Tech predictions

Wondering what kind of newfangled gadgets 2014 has in store for us? I asked several technology experts to give their predictions, and the results were incredibly surprising, varied and contradictory. In fact, the only thing they all agreed on is that I should never again use the word “newfangled” when writing about technology.

Below is a compilation of the answers I received.

2014 tech predictions:


Shoe Phone. Not like the Maxwell Smart kind where all the action is in the sole of the shoe. No, this phone will mount to the top of the shoe. Extra-large screen for viewing at a distance. Voice activated. Stylish yet durable. This bold, new step forward will allow people to continue to walk around while looking down at their phones but will allow them to have their hands free to use.

The iThing. Experts almost reached a consensus on this device. Though not in agreement on what it will be or do, they felt certain that it will be revolutionary, handheld, somewhat costly and well-designed and will start with a lowercase “i.” Also, the first model quickly will be obsolete to the point of embarrassment, given how much better and cheaper the new ones will be. I want one now!

Grooming Orb. Branching out from communications, look for technology to infiltrate the beauty industry. The grooming orb, according to those who claim to know, will be akin to a motorcycle helmet that covers your entire head. Once in place, it will be capable of shaving, cutting/coloring hair, pore squeezing, exfoliating, microdermabrading, eyebrow shaping/tinting, nose-hair trimming and general tanning, depending on which settings you choose. You probably (carefully) should choose the settings before you put it on, seeing as it covers your entire head, and blindly pushing random buttons could lead to unwanted grooming outcomes.

Universal Remote. Not your typical “universal” remote, the one that controls your DVD, DVR, Dish, stereo, TV and Roku all in one handy little unit. No, this Universal Remote, apparently, will control the actual universe. Adjust the volume of those around you, or your entire town. Move backward and forward in time, at varying speeds. Pause life events at the best parts, or save them for later viewing. Skip over the boring stuff in order to get to the good bits. Channel surf between alternate realities. Rechargeable batteries included.

Wine-description generator. Stuck for some fancy words to describe that wine you’re drinking? Everybody at the table waiting for you to add your two cents about the body, bouquet and finish? Well, dump a bit of wine into this gizmo, and it spits back the necessary pretentious verbiage to make you sound like the 21st-century connoisseur that you now are. Never again call a wine “really good.” Models also available for food, music, film (not movies) and modern art.
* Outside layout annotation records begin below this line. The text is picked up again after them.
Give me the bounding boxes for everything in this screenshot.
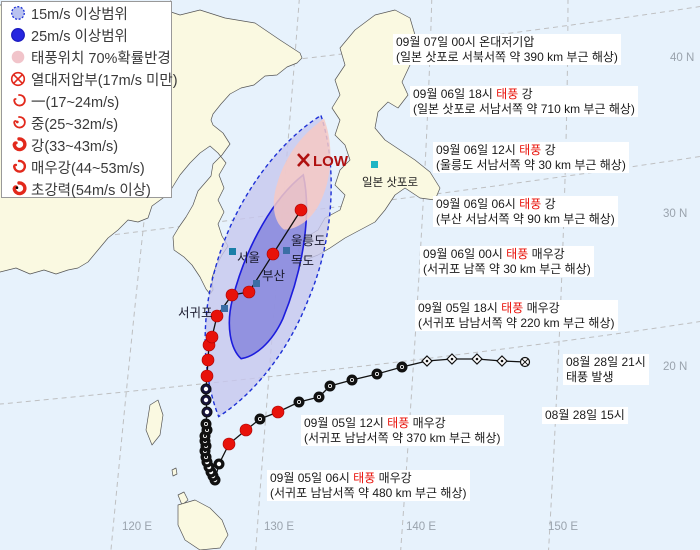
svg-text:30 N: 30 N xyxy=(663,208,687,220)
svg-text:150 E: 150 E xyxy=(548,521,578,533)
svg-text:울릉도: 울릉도 xyxy=(291,234,326,248)
svg-text:20 N: 20 N xyxy=(663,361,687,373)
svg-text:140 E: 140 E xyxy=(406,521,436,533)
svg-text:서귀포: 서귀포 xyxy=(178,306,213,320)
svg-text:서울: 서울 xyxy=(237,251,260,265)
svg-text:40 N: 40 N xyxy=(670,52,694,64)
svg-text:120 E: 120 E xyxy=(122,521,152,533)
svg-text:130 E: 130 E xyxy=(264,521,294,533)
svg-text:일본 삿포로: 일본 삿포로 xyxy=(362,175,418,189)
svg-text:LOW: LOW xyxy=(313,153,349,170)
svg-text:독도: 독도 xyxy=(291,254,314,268)
svg-text:부산: 부산 xyxy=(262,269,286,283)
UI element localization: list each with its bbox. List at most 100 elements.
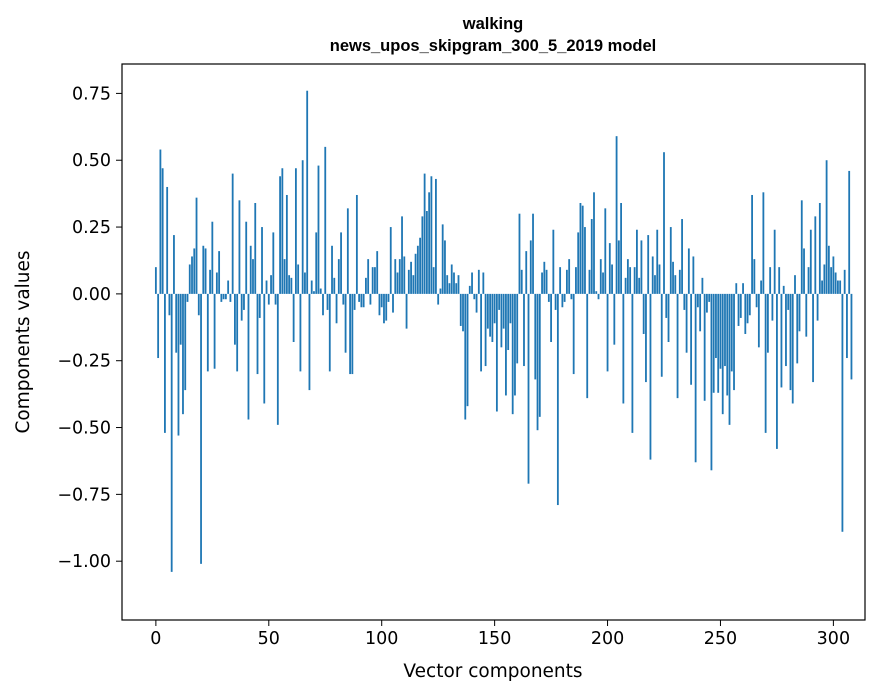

Digital coffee cup. None of the experts knew exactly what this device would do, only that it was inevitable and that they were kind of shocked that there wasn’t one already.


Tone recognition. A much-needed breakthrough in voice-recognition technology, tone recognition will allow you to adjust tolerance settings for sarcasm, condescension, pettiness, etc. So when you’re sarcastically dictating that “It was REALLY nice having lunch with you” email, it will be reworded to sound like you actually mean it. Will also be available as a smartphone app for real-time voice correction.

Shock treatment. Computers are electronic devices and therefore are capable of delivering electric shocks. So why don’t they? Well, according to our experts, in 2014 they will. Various new applications will begin to add features that send jolts of electricity from the keyboard, mouse or touch-screen directly to the user. On purpose. Why? Negative reinforcement can be a powerful tool in cognitive training. You’re likely to concentrate much harder on your language-learning program if a wrong answer results in a bowel-loosening burst of voltage. It’s also a good path to behavioral conditioning (see below). Also, it would just be kind of fun.

Stupid prevention. This application will warn you when you’re about to do something stupid. Given the broad range of stupid things available to do at any given moment, it will require quite a bit of customization before it will work within your personal stupid-prevention criteria. Some of the polled tech experts initially thought that a “smart encouragement” program would be more of a positive approach to the issue but eventually relented that stupid prevention was much more practical and realistic. Hooray for a stupid-free future!